In a nod to his nationalist agenda and tough line with rogue state North Korea, Japanese Prime Minister Shinzo Abe is almost ubiquitously described as a hawk. But phoenix might be a more appropriate avian analogy after Sunday’s general election, when Abe romped back to power despite a series of corruption scandals earlier in the year that had sent his approval rating plummeting to just 26%.
Abe’s conservative Liberal Democratic Party coalition emerged from Sunday’s ballot in control of 312 seats in the 465-member Lower House, restoring his two-thirds “supermajority” and putting the 63-year-old on course to become Japan’s longest-serving post-World War II leader. It’s not the first time Abe has risen from the political ashes — he resigned after a tumultuous year in the charge in 2007 — and his victory injects new impetus into longstanding plans to amend the East Asian nation’s U.S.-drafted pacifist constitution.
His return is also a boon for U.S. President Donald Trump, who has formed a firm friendship with Abe since taking office, especially bonding over a shared love of golf. Trump is due to visit Japan next month during an Asia tour that also includes Vietnam, China and the Philippines, and he will be greeted in Tokyo by Abe, who has been steadfast in supporting Trump’s ramping up of pressure on North Korea.
Speaking to supporters on the eve of Sunday’s vote, Abe said: “We can no longer let ourselves be fooled by North Korea. We cannot succumb to its threats. By taking advantage of our strong diplomacy, we have to make sure the North will have no other option but to change its policy and return to the negotiating table.”
If such a prospect seems farfetched, given the Kim regime’s refusal to entertain such a notion, Abe will be buoyed by achieving the seemingly impossible at Sunday’s election.

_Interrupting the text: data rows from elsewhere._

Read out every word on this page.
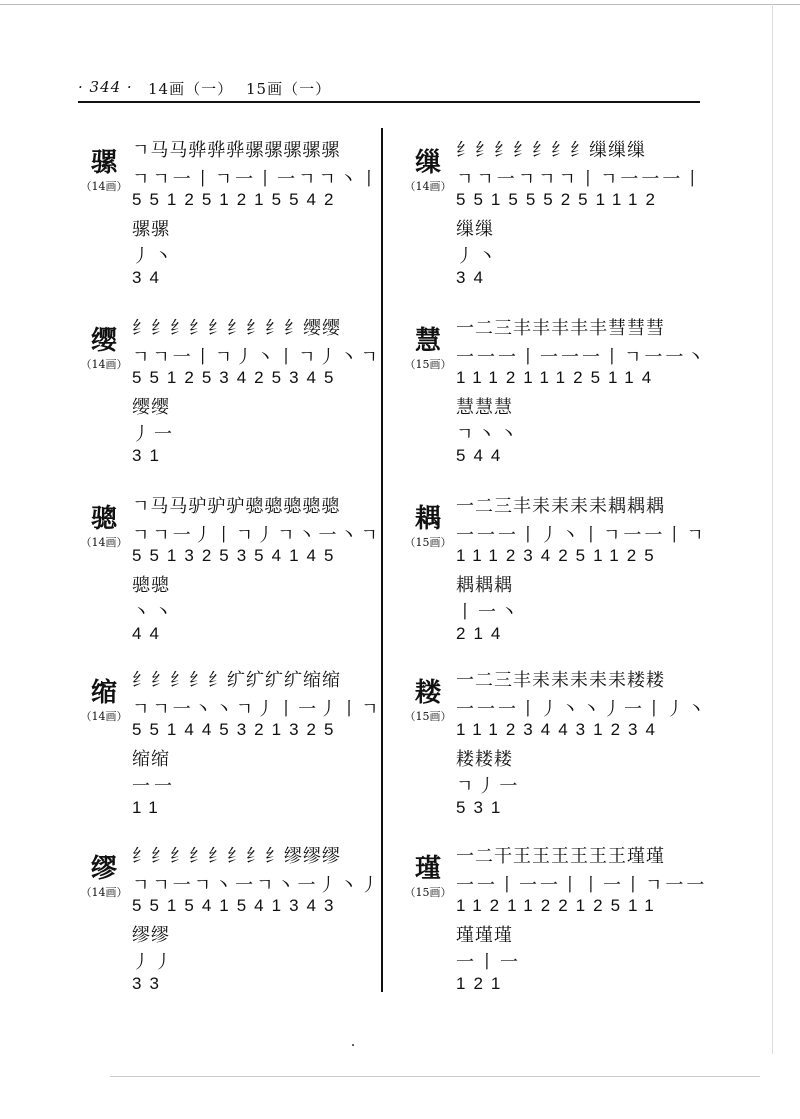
· 344 · 14画（一） 15画（一）
骡
（14画）
ㄱ马马骅骅骅骡骡骡骡骡
ㄱㄱ一丨ㄱ一丨一ㄱㄱ丶丨
551251215542
骡骡
丿丶
34
缨
（14画）
纟纟纟纟纟纟纟纟纟缨缨
ㄱㄱ一丨ㄱ丿丶丨ㄱ丿丶ㄱ
551253425345
缨缨
丿一
31
骢
（14画）
ㄱ马马驴驴驴骢骢骢骢骢
ㄱㄱ一丿丨ㄱ丿ㄱ丶一丶ㄱ
551325354145
骢骢
丶丶
44
缩
（14画）
纟纟纟纟纟纩纩纩纩缩缩
ㄱㄱ一丶丶ㄱ丿丨一丿丨ㄱ
551445321325
缩缩
一一
11
缪
（14画）
纟纟纟纟纟纟纟纟缪缪缪
ㄱㄱ一ㄱ丶一ㄱ丶一丿丶丿
551541541343
缪缪
丿丿
33
缫
（14画）
纟纟纟纟纟纟纟缫缫缫
ㄱㄱ一ㄱㄱㄱ丨ㄱ一一一丨
551555251112
缫缫
丿丶
34
慧
（15画）
一二三丰丰丰丰丰彗彗彗
一一一丨一一一丨ㄱ一一丶
111211125114
慧慧慧
ㄱ丶丶
544
耦
（15画）
一二三丰耒耒耒耒耦耦耦
一一一丨丿丶丨ㄱ一一丨ㄱ
111234251125
耦耦耦
丨一丶
214
耧
（15画）
一二三丰耒耒耒耒耒耧耧
一一一丨丿丶丶丿一丨丿丶
111234431234
耧耧耧
ㄱ丿一
531
瑾
（15画）
一二干王王王王王王瑾瑾
一一丨一一丨丨一丨ㄱ一一
112112212511
瑾瑾瑾
一丨一
121
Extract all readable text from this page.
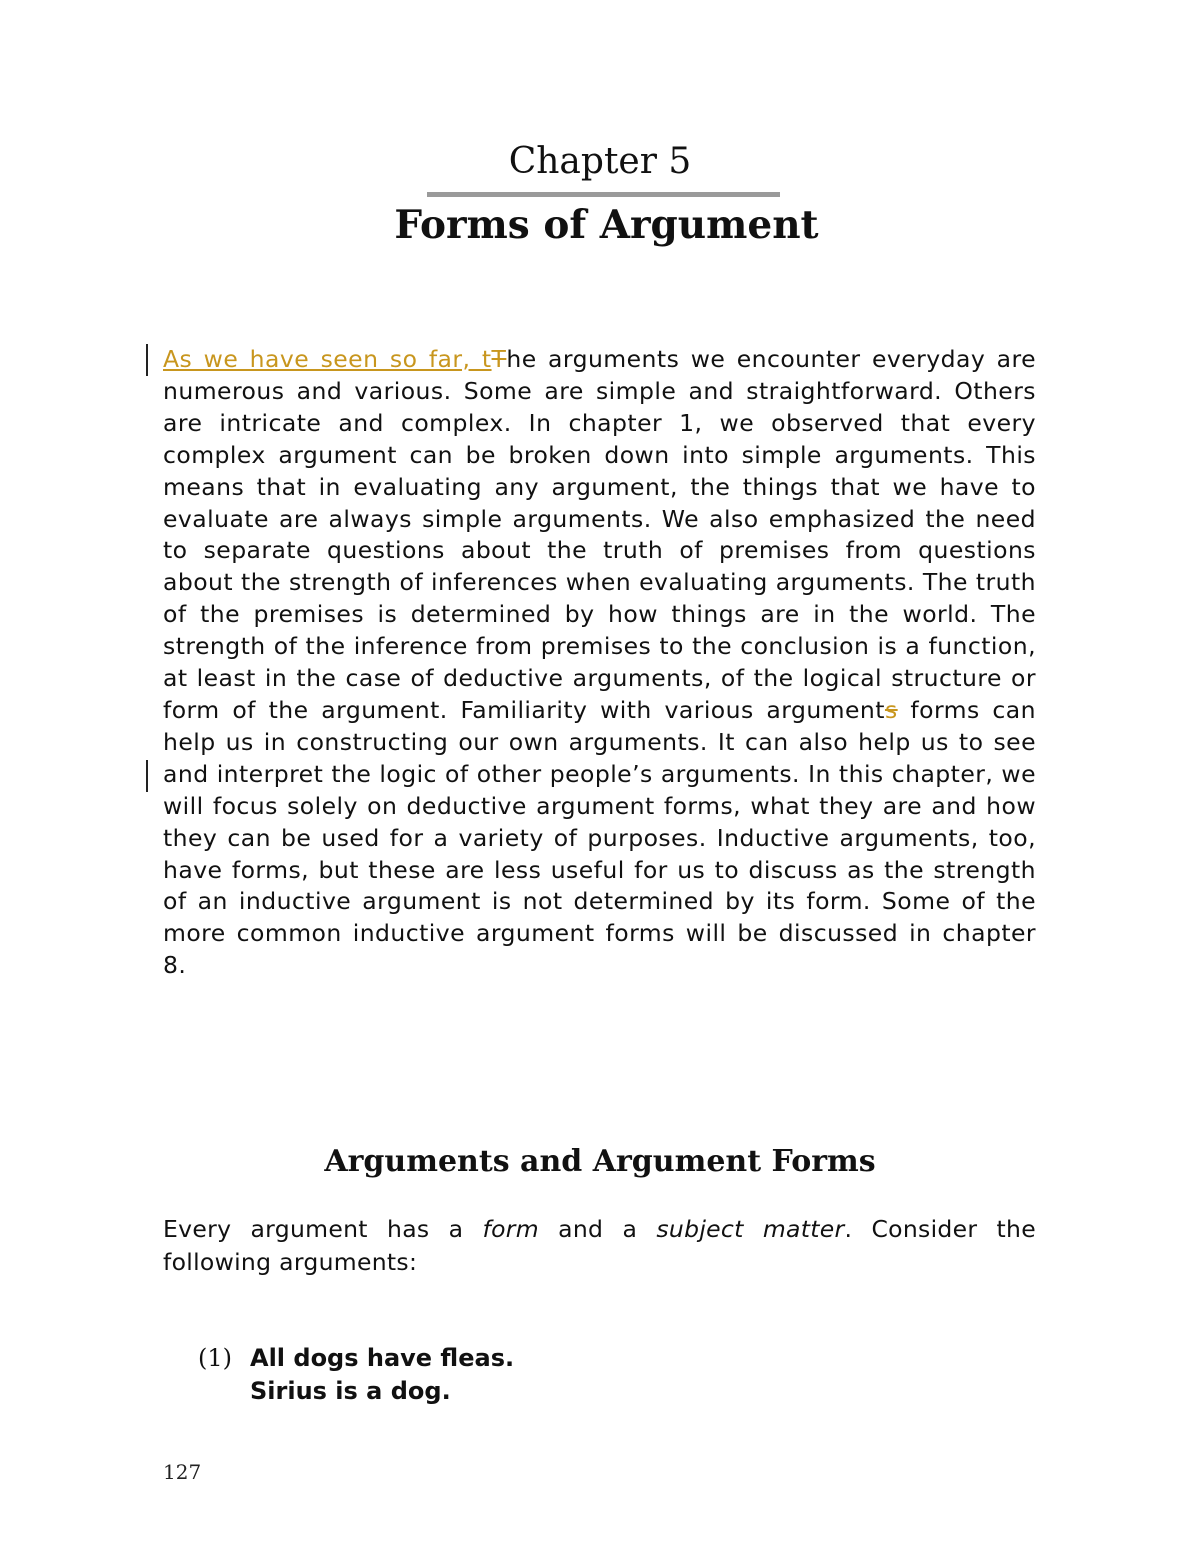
Chapter 5
Forms of Argument

As we have seen so far, tThe arguments we encounter everyday are numerous and various. Some are simple and straightforward. Others are intricate and complex. In chapter 1, we observed that every complex argument can be broken down into simple arguments. This means that in evaluating any argument, the things that we have to evaluate are always simple arguments. We also emphasized the need to separate questions about the truth of premises from questions about the strength of inferences when evaluating arguments. The truth of the premises is determined by how things are in the world. The strength of the inference from premises to the conclusion is a function, at least in the case of deductive arguments, of the logical structure or form of the argument. Familiarity with various arguments forms can help us in constructing our own arguments. It can also help us to see and interpret the logic of other people’s arguments. In this chapter, we will focus solely on deductive argument forms, what they are and how they can be used for a variety of purposes. Inductive arguments, too, have forms, but these are less useful for us to discuss as the strength of an inductive argument is not determined by its form. Some of the more common inductive argument forms will be discussed in chapter 8.

Arguments and Argument Forms

Every argument has a form and a subject matter. Consider the following arguments:

(1) All dogs have fleas.
Sirius is a dog.
127
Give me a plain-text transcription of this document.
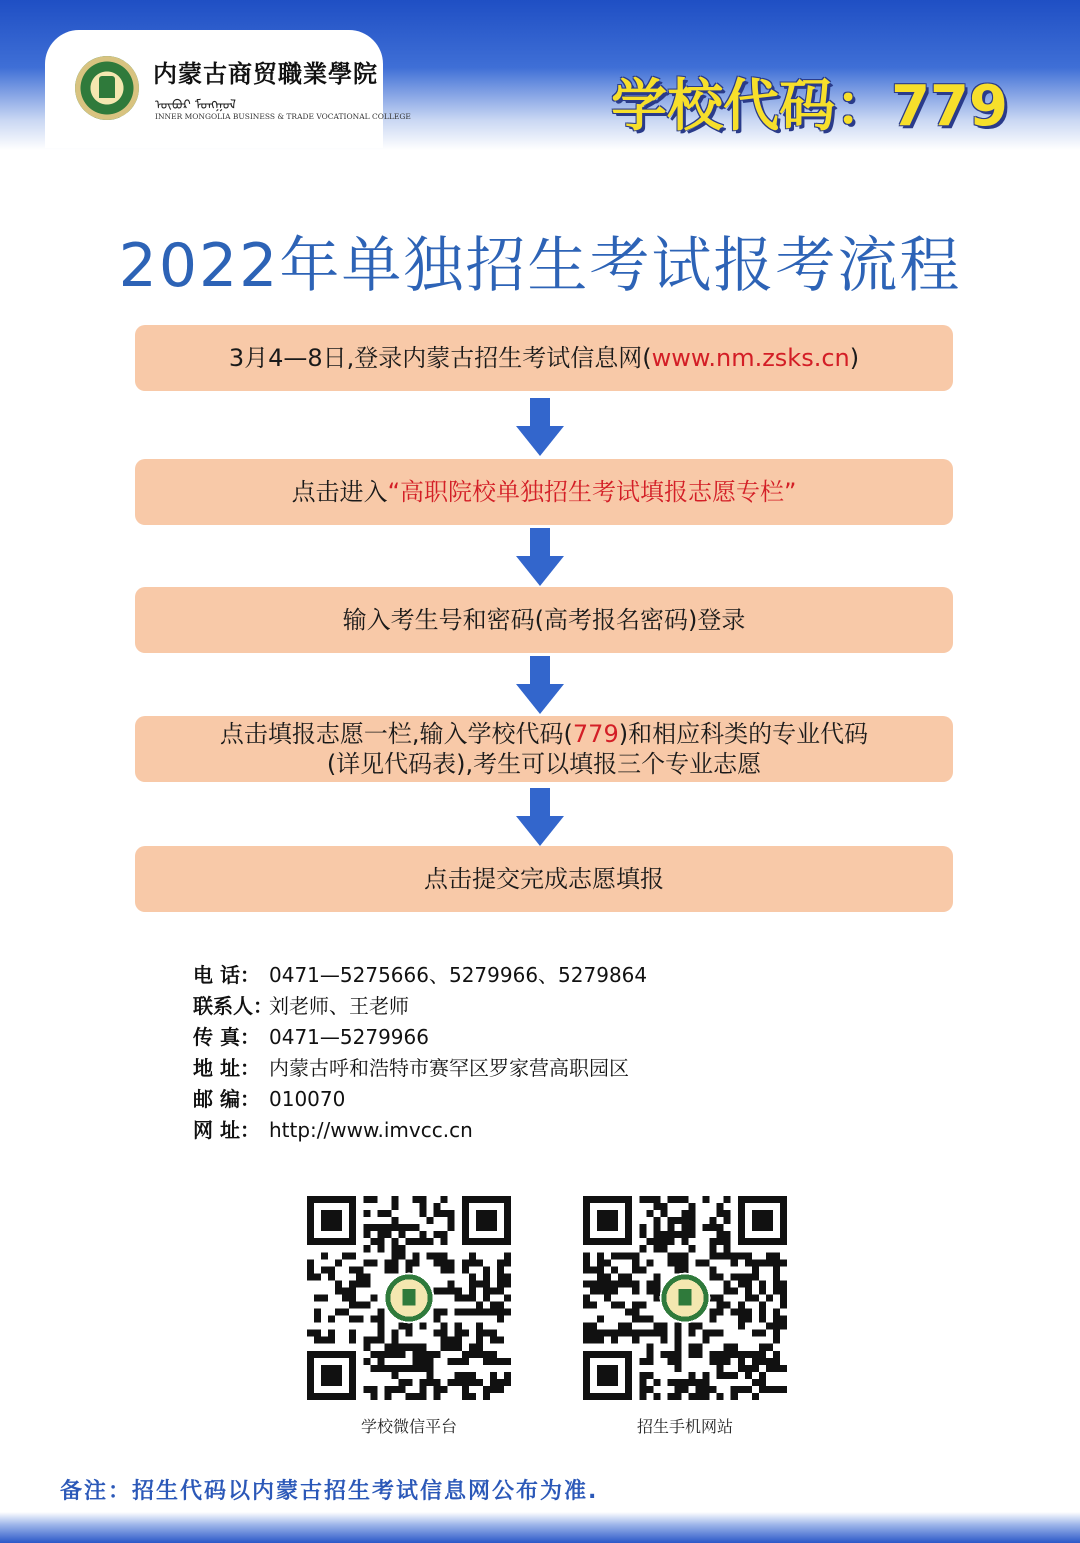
内蒙古商贸職業學院
ᠦᠪᠦᠷ ᠮᠣᠩᠭᠣᠯ
INNER MONGOLIA BUSINESS & TRADE VOCATIONAL COLLEGE	学校代码：779
2022年单独招生考试报考流程
3月4—8日,登录内蒙古招生考试信息网(www.nm.zsks.cn)
点击进入“高职院校单独招生考试填报志愿专栏”
输入考生号和密码(高考报名密码)登录
点击填报志愿一栏,输入学校代码(779)和相应科类的专业代码
(详见代码表),考生可以填报三个专业志愿
点击提交完成志愿填报
电 话： 0471—5275666、5279966、5279864
联系人：刘老师、王老师
传 真： 0471—5279966
地 址： 内蒙古呼和浩特市赛罕区罗家营高职园区
邮 编： 010070
网 址： http://www.imvcc.cn
学校微信平台	招生手机网站
备注：招生代码以内蒙古招生考试信息网公布为准.
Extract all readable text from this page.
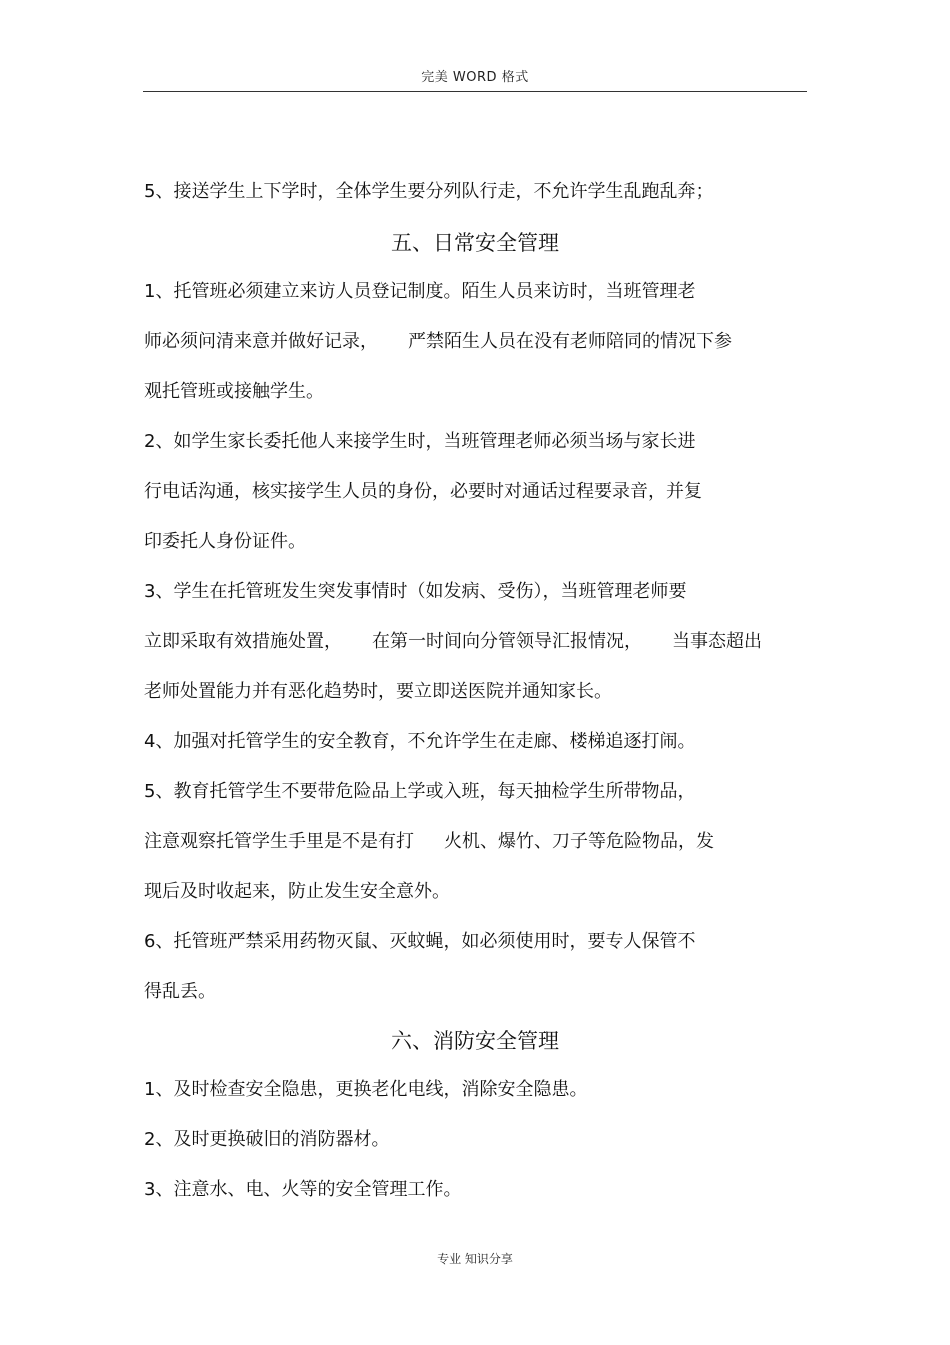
完美 WORD 格式
5、接送学生上下学时，全体学生要分列队行走，不允许学生乱跑乱奔；
五、日常安全管理
1、托管班必须建立来访人员登记制度。陌生人员来访时，当班管理老
师必须问清来意并做好记录， 严禁陌生人员在没有老师陪同的情况下参
观托管班或接触学生。
2、如学生家长委托他人来接学生时，当班管理老师必须当场与家长进
行电话沟通，核实接学生人员的身份，必要时对通话过程要录音，并复
印委托人身份证件。
3、学生在托管班发生突发事情时（如发病、受伤），当班管理老师要
立即采取有效措施处置， 在第一时间向分管领导汇报情况， 当事态超出
老师处置能力并有恶化趋势时，要立即送医院并通知家长。
4、加强对托管学生的安全教育，不允许学生在走廊、楼梯追逐打闹。
5、教育托管学生不要带危险品上学或入班，每天抽检学生所带物品，
注意观察托管学生手里是不是有打 火机、爆竹、刀子等危险物品，发
现后及时收起来，防止发生安全意外。
6、托管班严禁采用药物灭鼠、灭蚊蝇，如必须使用时，要专人保管不
得乱丢。
六、消防安全管理
1、及时检查安全隐患，更换老化电线，消除安全隐患。
2、及时更换破旧的消防器材。
3、注意水、电、火等的安全管理工作。
专业 知识分享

He rode his luck but it was also a stunning piece of political opportunism.
In February, Abe’s approval rating had fallen to below the 30% so-called “death zone” — he’s now only the second Premier to recover from such doldrums — following allegations he used his influence to help one friend open a veterinary school that was not needed, and another to secure government land for an ultra-nationalist private school at a massive discount. But owing to his tough line on North Korea, he enjoyed a sudden upsurge in support after Kim Jong Un fired two missiles over the Japanese island of Hokkaido in late August and early September.
Seeing the main opposition Democratic Party was in disarray, Abe dissolved Japan’s legislature, or Diet. At the same time, fellow conservative Yuriko Koike — Tokyo’s popular governor and a former television news anchor, who once served as Abe’s Defense Minister — launched the new Party of Hope to challenge Abe.
Koike was realistically the only figure capable of mounting a serious challenge, but she effectively aborted her campaign by opting not to stand for election herself. Her manifesto centered around “12 Zeros” — including, bizarrely, “Zero Hayfever” — which critics lampooned as a jumble of disparate irritations rather than a coherent plan for governance. Voters were further alienated when details emerged of a loyalty pledge that candidates for her party were obliged to sign.
In the end, the Party of Hope took only 49 seats, behind another upstart — the liberal-leaning Constitutional Democratic Party of Japan — that won 54 and now appears the main opposition to Abe both in terms of numbers and ideology. Koike called the results “very severe.”
Abe’s personal approval rating remains extremely low, however, and there were doubts whether he would retain the legislative “supermajority” needed to push through his more divisive political plans — such as constitutional changes.
To make matters worse, the weeks leading up to the polls were deluged by heavy rain, hampering campaigning efforts of independents and smaller parties, and then a typhoon arrived right on polling weekend, meaning turnout stood at just 54% and sapping opposition support.
Abe’s victory means that this key U.S. Pacific alliance remains rock solid, in a boost for a Trump administration that is currently sparring with Canada and Mexico over renegotiating Nafta, China over North Korea and trade practices, and the E.U. over immigration and climate change.
“Abe is Washington’s man in Japan,” says Prof. Jeffery Kingston, director of Asian Studies at Tokyo’s Temple University Japan. “He’s delivered more on Washington’s security agenda than all of his post-War predecessors combined.”